Welcome to issue 5 of the Call to Comms!

February 24, 2023 marks exactly 1 year since Russia invaded Ukraine. When TSF set off a few days later, few could have imagined the scale of what this war would mean for not just the displaced Ukrainians, but the world as a whole.

How can we provide essential information and connectivity to Ukrainians fleeing the war? Who are the people from TSF that enable this level of connectivity each day in Ukraine? And finally, we’ve stumbled upon something peculiar: there are 2.8 million Ukrainians in Russia today. How come?

💬 In this week's issue:

One year on: helping Ukrainian people

One year ago today, Télécoms Sans Frontières was in Poland, where many Ukrainians fled when the war began. The chaos and urgency of the situation highlighted the need for access to reliable information for internally displaced people, mainly women with children and the elderly. How could we achieve this?

TSF staff Hanna discussing with a Ukrainian refugee waiting for aid, Poland.

People fleeing the war needed to know about where they could sleep and eat, how they could access help and what their rights were. So, we decided to meet them where they were: in day shelters in Poland, in collective centers in Ukraine, even in buses crossing countries.

In Poland, we connected screens that displayed essential information for IDPs; in Ukraine, we provided free Wi-Fi in collective centers. Many Ukrainians made long, stressful journeys in buses where they had no choice but to wait with nothing else to do; TSF connected these buses so people could look for information and find mental and emotional support with their loved ones.

So far, TSF has helped more than 33,000 people in response to the war. For testimonials from Ukrainian beneficiaries and more details on our response, you can read our dedicated article.

🗞 Latest news from TSF, our partners and the humanitarian web

Meet Dmytro and Ihor from our team in Ukraine

“I’m technical, so I don’t see problems; only solutions to find.” Ihor

Dmytro and Ihor have joined TSF in 2022, and both work in Vinnytsia, Ukraine. Dmytro is a project manager and Ihor is an ICT specialist; together, they keep collective centers connected with free Wi-Fi and provide support to other NGOs in Ukraine.

To know a little more about them, discover their portrait (2 min read).
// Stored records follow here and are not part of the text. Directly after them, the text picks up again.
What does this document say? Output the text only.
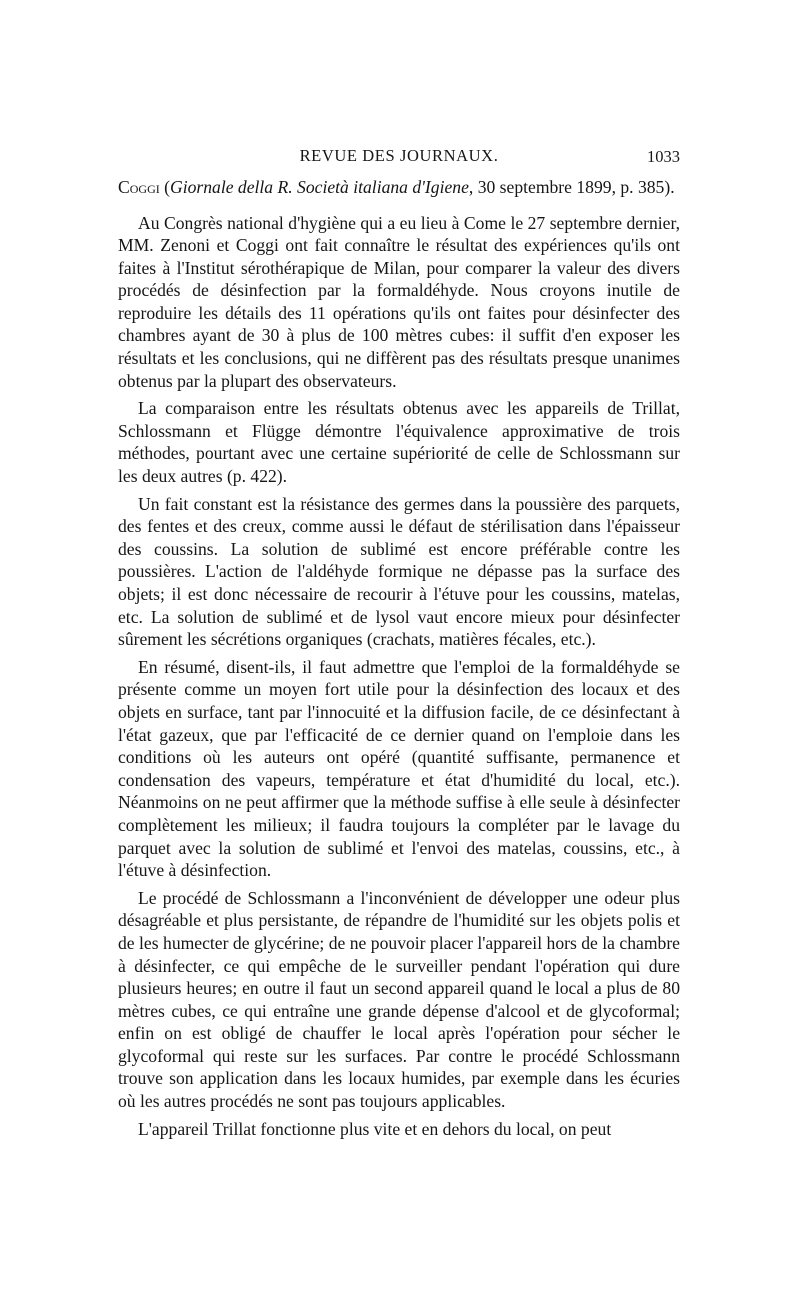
REVUE DES JOURNAUX.	1033

Coggi (Giornale della R. Società italiana d'Igiene, 30 septembre 1899, p. 385).

Au Congrès national d'hygiène qui a eu lieu à Come le 27 septembre dernier, MM. Zenoni et Coggi ont fait connaître le résultat des expériences qu'ils ont faites à l'Institut sérothérapique de Milan, pour comparer la valeur des divers procédés de désinfection par la formaldéhyde. Nous croyons inutile de reproduire les détails des 11 opérations qu'ils ont faites pour désinfecter des chambres ayant de 30 à plus de 100 mètres cubes: il suffit d'en exposer les résultats et les conclusions, qui ne diffèrent pas des résultats presque unanimes obtenus par la plupart des observateurs.

La comparaison entre les résultats obtenus avec les appareils de Trillat, Schlossmann et Flügge démontre l'équivalence approximative de trois méthodes, pourtant avec une certaine supériorité de celle de Schlossmann sur les deux autres (p. 422).

Un fait constant est la résistance des germes dans la poussière des parquets, des fentes et des creux, comme aussi le défaut de stérilisation dans l'épaisseur des coussins. La solution de sublimé est encore préférable contre les poussières. L'action de l'aldéhyde formique ne dépasse pas la surface des objets; il est donc nécessaire de recourir à l'étuve pour les coussins, matelas, etc. La solution de sublimé et de lysol vaut encore mieux pour désinfecter sûrement les sécrétions organiques (crachats, matières fécales, etc.).

En résumé, disent-ils, il faut admettre que l'emploi de la formaldéhyde se présente comme un moyen fort utile pour la désinfection des locaux et des objets en surface, tant par l'innocuité et la diffusion facile, de ce désinfectant à l'état gazeux, que par l'efficacité de ce dernier quand on l'emploie dans les conditions où les auteurs ont opéré (quantité suffisante, permanence et condensation des vapeurs, température et état d'humidité du local, etc.). Néanmoins on ne peut affirmer que la méthode suffise à elle seule à désinfecter complètement les milieux; il faudra toujours la compléter par le lavage du parquet avec la solution de sublimé et l'envoi des matelas, coussins, etc., à l'étuve à désinfection.

Le procédé de Schlossmann a l'inconvénient de développer une odeur plus désagréable et plus persistante, de répandre de l'humidité sur les objets polis et de les humecter de glycérine; de ne pouvoir placer l'appareil hors de la chambre à désinfecter, ce qui empêche de le surveiller pendant l'opération qui dure plusieurs heures; en outre il faut un second appareil quand le local a plus de 80 mètres cubes, ce qui entraîne une grande dépense d'alcool et de glycoformal; enfin on est obligé de chauffer le local après l'opération pour sécher le glycoformal qui reste sur les surfaces. Par contre le procédé Schlossmann trouve son application dans les locaux humides, par exemple dans les écuries où les autres procédés ne sont pas toujours applicables.

L'appareil Trillat fonctionne plus vite et en dehors du local, on peut
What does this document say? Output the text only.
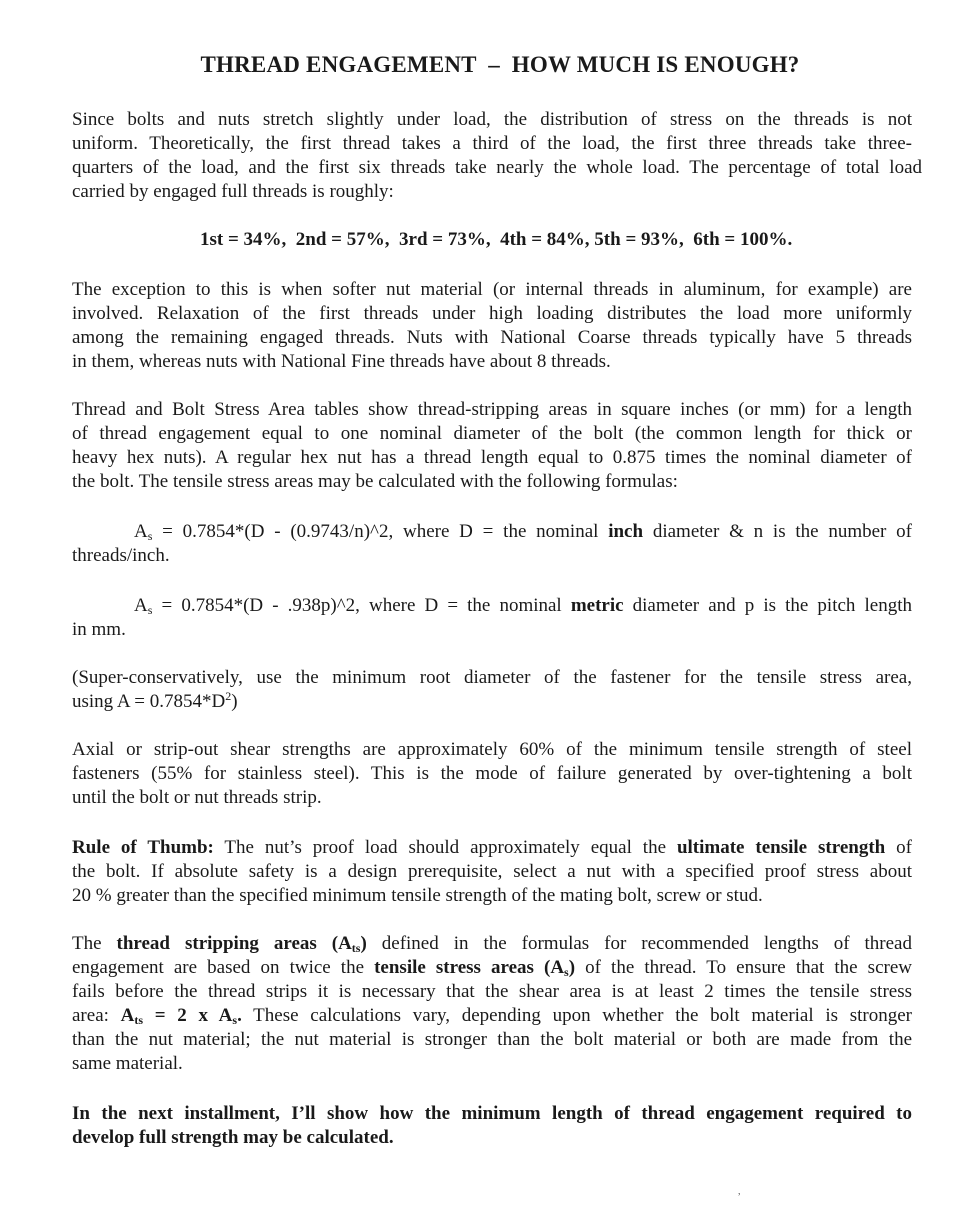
THREAD ENGAGEMENT  –  HOW MUCH IS ENOUGH?
Since bolts and nuts stretch slightly under load, the distribution of stress on the threads is not
uniform. Theoretically, the first thread takes a third of the load, the first three threads take three-
quarters of the load, and the first six threads take nearly the whole load. The percentage of total load
carried by engaged full threads is roughly:
1st = 34%,  2nd = 57%,  3rd = 73%,  4th = 84%, 5th = 93%,  6th = 100%.
The exception to this is when softer nut material (or internal threads in aluminum, for example) are
involved. Relaxation of the first threads under high loading distributes the load more uniformly
among the remaining engaged threads. Nuts with National Coarse threads typically have 5 threads
in them, whereas nuts with National Fine threads have about 8 threads.
Thread and Bolt Stress Area tables show thread-stripping areas in square inches (or mm) for a length
of thread engagement equal to one nominal diameter of the bolt (the common length for thick or
heavy hex nuts). A regular hex nut has a thread length equal to 0.875 times the nominal diameter of
the bolt. The tensile stress areas may be calculated with the following formulas:
$A_s = 0.7854*(D$ - (0.9743/n)^2, where D = the nominal inch diameter & n is the number of
threads/inch.
$A_s = 0.7854*(D$ - .938p)^2, where D = the nominal metric diameter and p is the pitch length
in mm.
(Super-conservatively, use the minimum root diameter of the fastener for the tensile stress area,
using $A = 0.7854*D^2$)
Axial or strip-out shear strengths are approximately 60% of the minimum tensile strength of steel
fasteners (55% for stainless steel). This is the mode of failure generated by over-tightening a bolt
until the bolt or nut threads strip.
Rule of Thumb: The nut’s proof load should approximately equal the ultimate tensile strength of
the bolt. If absolute safety is a design prerequisite, select a nut with a specified proof stress about
20 % greater than the specified minimum tensile strength of the mating bolt, screw or stud.
The thread stripping areas $(A_{ts})$ defined in the formulas for recommended lengths of thread
engagement are based on twice the tensile stress areas $(A_s)$ of the thread. To ensure that the screw
fails before the thread strips it is necessary that the shear area is at least 2 times the tensile stress
area: $A_{ts} = 2$ x $A_s$. These calculations vary, depending upon whether the bolt material is stronger
than the nut material; the nut material is stronger than the bolt material or both are made from the
same material.
In the next installment, I’ll show how the minimum length of thread engagement required to
develop full strength may be calculated.
,
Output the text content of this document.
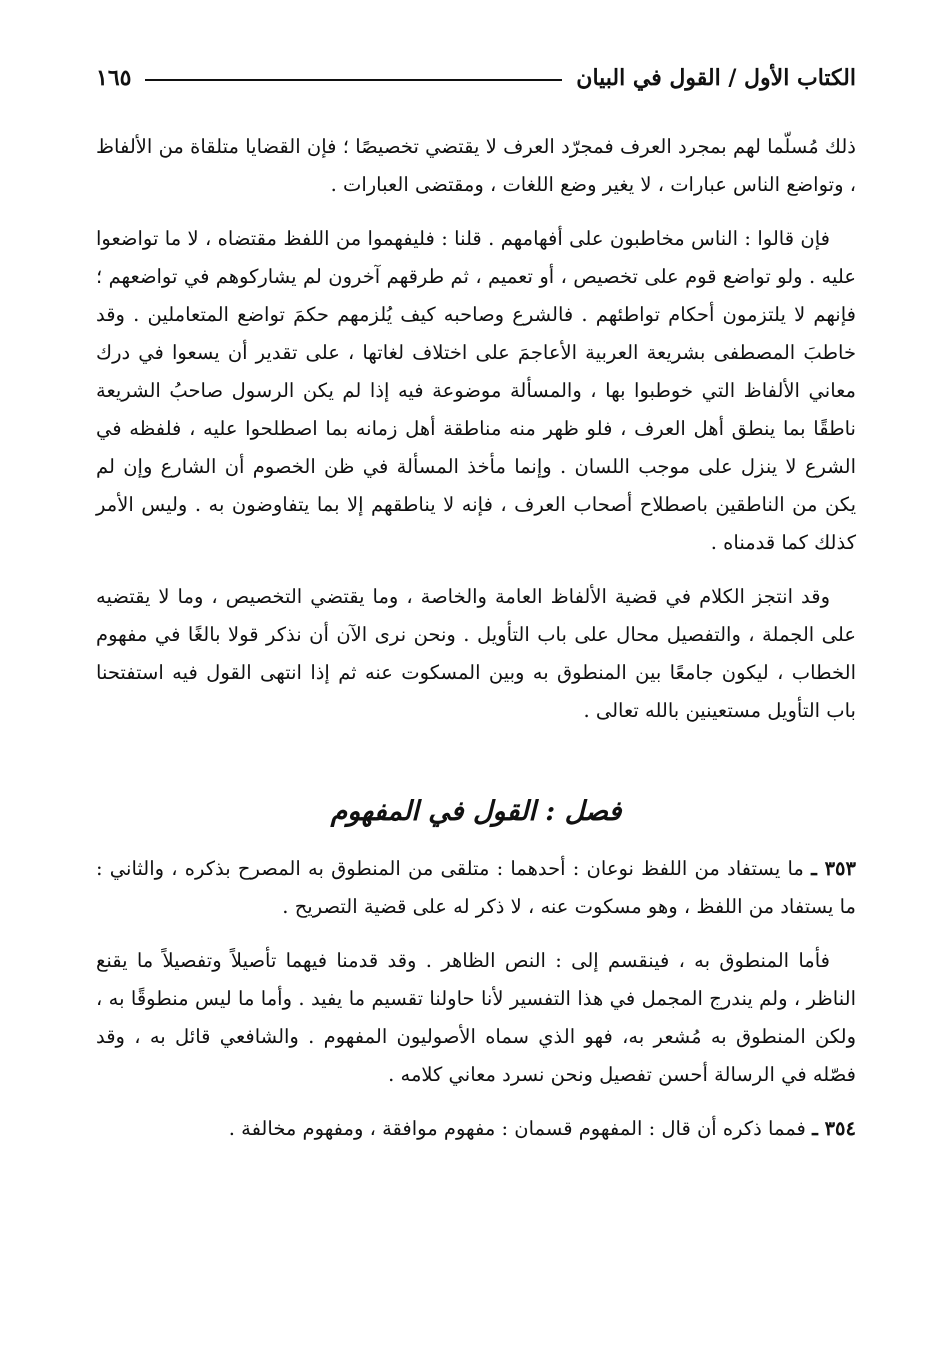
الكتاب الأول / القول في البيان
١٦٥

ذلك مُسلّما لهم بمجرد العرف فمجرّد العرف لا يقتضي تخصيصًا ؛ فإن القضايا متلقاة من الألفاظ ، وتواضع الناس عبارات ، لا يغير وضع اللغات ، ومقتضى العبارات .

فإن قالوا : الناس مخاطبون على أفهامهم . قلنا : فليفهموا من اللفظ مقتضاه ، لا ما تواضعوا عليه . ولو تواضع قوم على تخصيص ، أو تعميم ، ثم طرقهم آخرون لم يشاركوهم في تواضعهم ؛ فإنهم لا يلتزمون أحكام تواطئهم . فالشرع وصاحبه كيف يُلزمهم حكمَ تواضع المتعاملين . وقد خاطبَ المصطفى بشريعة العربية الأعاجمَ على اختلاف لغاتها ، على تقدير أن يسعوا في درك معاني الألفاظ التي خوطبوا بها ، والمسألة موضوعة فيه إذا لم يكن الرسول صاحبُ الشريعة ناطقًا بما ينطق أهل العرف ، فلو ظهر منه مناطقة أهل زمانه بما اصطلحوا عليه ، فلفظه في الشرع لا ينزل على موجب اللسان . وإنما مأخذ المسألة في ظن الخصوم أن الشارع وإن لم يكن من الناطقين باصطلاح أصحاب العرف ، فإنه لا يناطقهم إلا بما يتفاوضون به . وليس الأمر كذلك كما قدمناه .

وقد انتجز الكلام في قضية الألفاظ العامة والخاصة ، وما يقتضي التخصيص ، وما لا يقتضيه على الجملة ، والتفصيل محال على باب التأويل . ونحن نرى الآن أن نذكر قولا بالغًا في مفهوم الخطاب ، ليكون جامعًا بين المنطوق به وبين المسكوت عنه ثم إذا انتهى القول فيه استفتحنا باب التأويل مستعينين بالله تعالى .

فصل : القول في المفهوم

٣٥٣ ـ ما يستفاد من اللفظ نوعان : أحدهما : متلقى من المنطوق به المصرح بذكره ، والثاني : ما يستفاد من اللفظ ، وهو مسكوت عنه ، لا ذكر له على قضية التصريح .

فأما المنطوق به ، فينقسم إلى : النص الظاهر . وقد قدمنا فيهما تأصيلاً وتفصيلاً ما يقنع الناظر ، ولم يندرج المجمل في هذا التفسير لأنا حاولنا تقسيم ما يفيد . وأما ما ليس منطوقًا به ، ولكن المنطوق به مُشعر به، فهو الذي سماه الأصوليون المفهوم . والشافعي قائل به ، وقد فصّله في الرسالة أحسن تفصيل ونحن نسرد معاني كلامه .

٣٥٤ ـ فمما ذكره أن قال : المفهوم قسمان : مفهوم موافقة ، ومفهوم مخالفة .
Why are there 2.8 million of Ukrainians in Russia?

Key figures

  • 18.6 million border crossings from Ukraine to other countries in a year
  • Over 9 million people crossed from Ukraine to Poland
  • 2.8 million Ukrainian refugees in Russia
Ukrainian refugees by country CEE 2023 | Statista

If you’re like us, you were taken aback by the high number of Ukrainian refugees in Russia. It seems counterintuitive that people under attack by a country would seek refuge there - and it is. After researching this issue, we realized that, according to the UN, many Ukrainians were deported to Russia or forced to emigrate there.

It also appears Ukrainian children have been given Russian passports and put up for adoption, which violates the fundamental principles of child protection for the UN's refugee agency (UNHCR) chief, Filippo Grandi. However, it’s good to keep in mind that reliable information and data are hard to access in this context, especially in Russia.